Routing question, how to use multiple ISP firewalls through transit network

Hello there VyOS guru’s,

I’ve been struggling with this question for a while now, so I thought lets see if there is an answer to be found in this forum. I can’t imagine I’m the only one trying to to this.

So here goes,
We have multiple ISP’s, each ISP has its own VyOS Firewall connected to public and transit

Transit has a number of VyOS router clusters connected to it, each represents a separate group. the clusters are connected to transit and vnetX. Now in the vNet there is a mail server (or something else), MX in the drawing attached. The routes in the transit are distributed through a simple OSPF (single area 0.0.0.0)

Now in DNS we set MX1,MX2 and MX3 to each different internet connection / firewall, and NAT that through to the MX in the vNet. Unfortunately incoming traffic from FW2 or FW3 it does not return, since the outbound route goes through FW1, hence for some reason the return traffic does not go back through the route it was originated from.

So my question is, how do I get this to work? what am I missing here.

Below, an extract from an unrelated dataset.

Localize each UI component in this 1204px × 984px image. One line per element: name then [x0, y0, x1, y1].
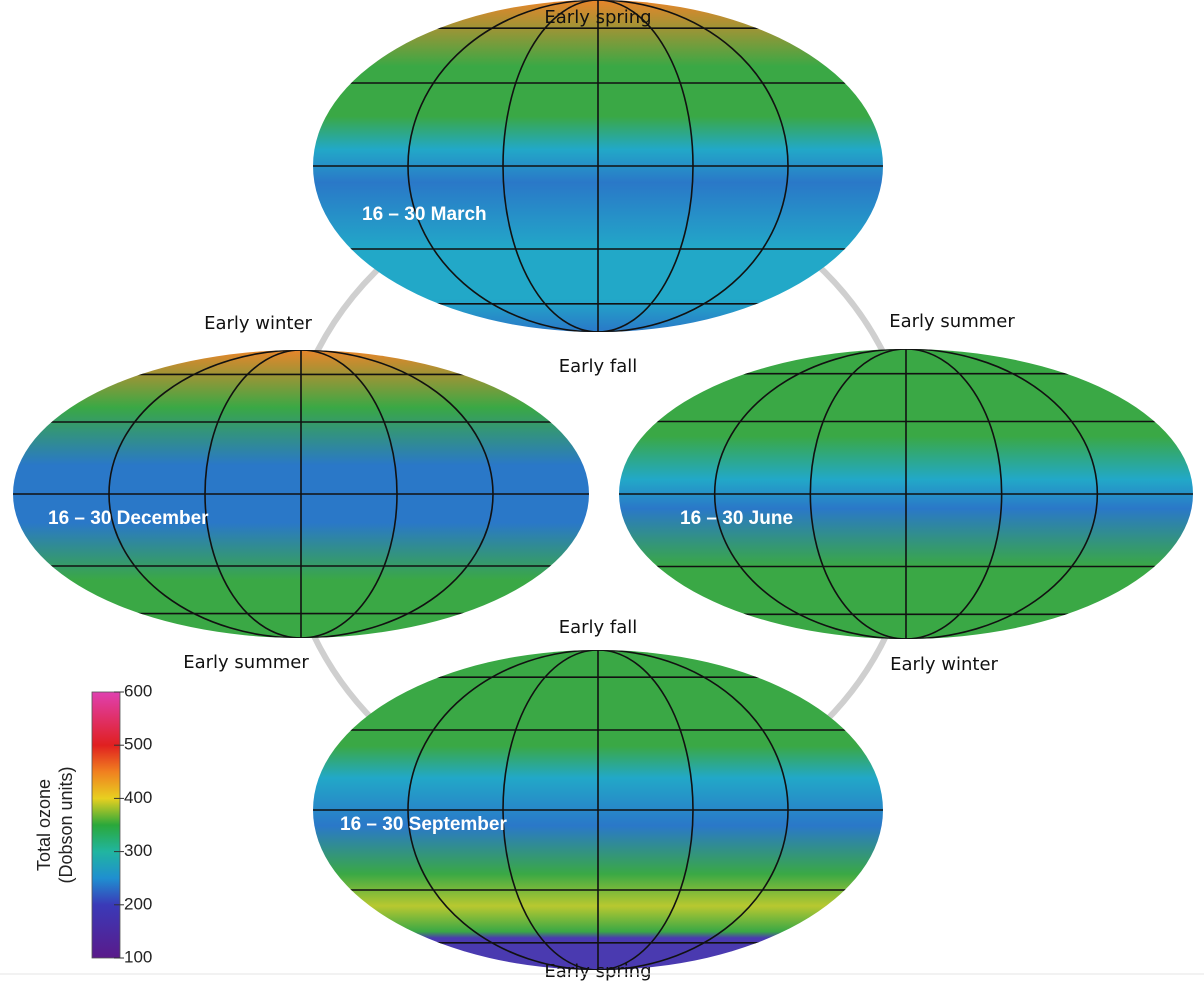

I’v e sketched up a diagram to illustrate the above, any suggestions would be appreciated. thanks!

An excellent example of why NAT is evil. Don’t do that. NAT is not compatible with such a distributed architecture. Consider two simultaneous connections:

S → MX1
S → MX2

Let R1 be the router at 172.16.1.11
Let R2 be the router at 172.16.1.21
Let T1 be the router at 172.16.1.101 / 10.1.1.1
Let M be the mail server at 10.1.1.10, which is the NAT target of both MX1 and MX2.

You will have two independent sets of packets flowing thru T1 with source ip = S and destination ip = 10.1.1.10.

You will also have two independent reply streams flowing thru T1 with source ip = 10.1.1.10 and destination ip = S. How is T1 supposed to decide which of those reply packets should be sent to R1 and which should be sent to R2? There is nothing in those reply packets that can help make that decision.

It is even worse. Source S could have used the same source port number for those two connections. Suppose we represent tcp connections with (source ip, source port, destination ip, destination port). Then from the viewpoint of S, we have two outbound mail connections, (S, p1, MX1, 25) and (S, p1, MX2, 25). Those are natted by R1 and R2, so those connections are seen at T1 and M as (S, p1, 10.1.1.10, 25) and (S, p1, 10.1.1.10, 25). Now the connections conflict, and M will (should) send a reset packet and kill the connection.

Your problem is also asynchronous routing in your three firewalls. If you want to have stateful filtering or NAT in those firewalls the outbound and inbound traffic most flow through the same device.

If you know which firewall / ISP a inbound connection to one vnetX will come through you should route the outbound traffic through the same device.